Médicaments, collat ​​(égal): "Si un accès équivalent à l'impalcatura aux thérapies"

Médicaments, collat ​​(égal): « Si un accès équivalent à l'impalcatura aux thérapies »

« Le rapport de cette année nous donne une photographie claire: le secteur équivalent grandit, investit, donne du travail, mais est écrasé par des règles qui sapent la durabilité. Si les prix restent immobiles, tandis que les coûts de production augmentent à deux chiffres, le risque est que de nombreuses entreprises soient obligées d'abandonner les médicaments essentiels, laissant les citoyens sans soins de base ». Ainsi, Stefano Colina, présidente d'Egagalia, commente le rapport annuel de l'Observatoire de Nomimisme pour l'égalité «Le système de drogues équivalents en Italie 2025», a présenté aujourd'hui à Rome et maintenant dans sa dixième édition.

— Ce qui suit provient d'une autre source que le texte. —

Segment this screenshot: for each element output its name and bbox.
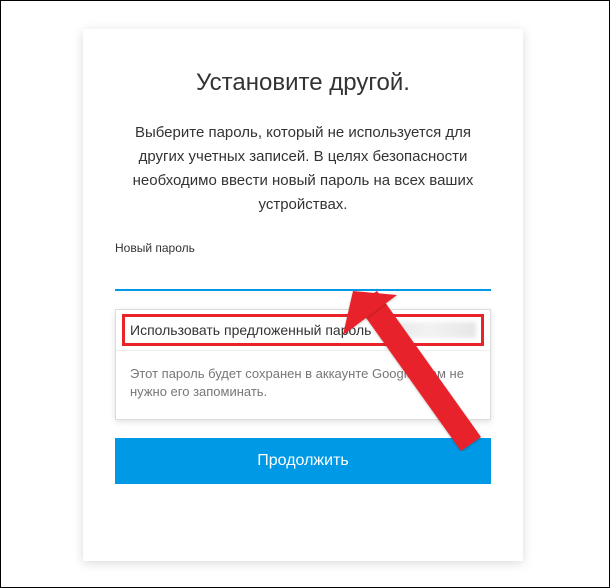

« Nous ne demandons pas des aides de fond perdu – il a spécifié – mais des conditions économiques et réglementaires ésque pour un équivalent gratuit. Collatina a ensuite souligné le risque systémique pour le NHS: « Si l'industrie des brevets dégage, l'ensemble de l'échafaudage de l'accès aux médicaments s'effondre. Les lacunes augmentent et concernent les médicaments les plus critiques pour les patients chroniques ».

Un passage central est l'amélioration de l'industrie qui opère déjà en Italie. « Aujourd'hui, notre pays possède les usines de production de plus haut niveau. Il s'agit d'une ressource stratégique que nous ne pouvons pas disperser. Mais si nous ne changeons pas brisé – le président d'Egagia a averti – les médicaments produits en Italie ne sont plus destinés au marché interne: les entreprises cesseront d'investir et choisiront progressivement d'autres pays pour allouer leurs ressources. Enfin, une référence à la responsabilité politique: « Les médicaments équivalents ne sont pas une marchandise. Ils sont l'épine dorsale des thérapies quotidiennes pour des millions de citoyens. Sans eux, il n'y a pas de SSN durable, il n'y a pas d'autonomie stratégique européenne, il n'y a pas de capitaux propres pour les patients. Il est temps de passer des déclarations aux faits: le temps a déjà expiré ».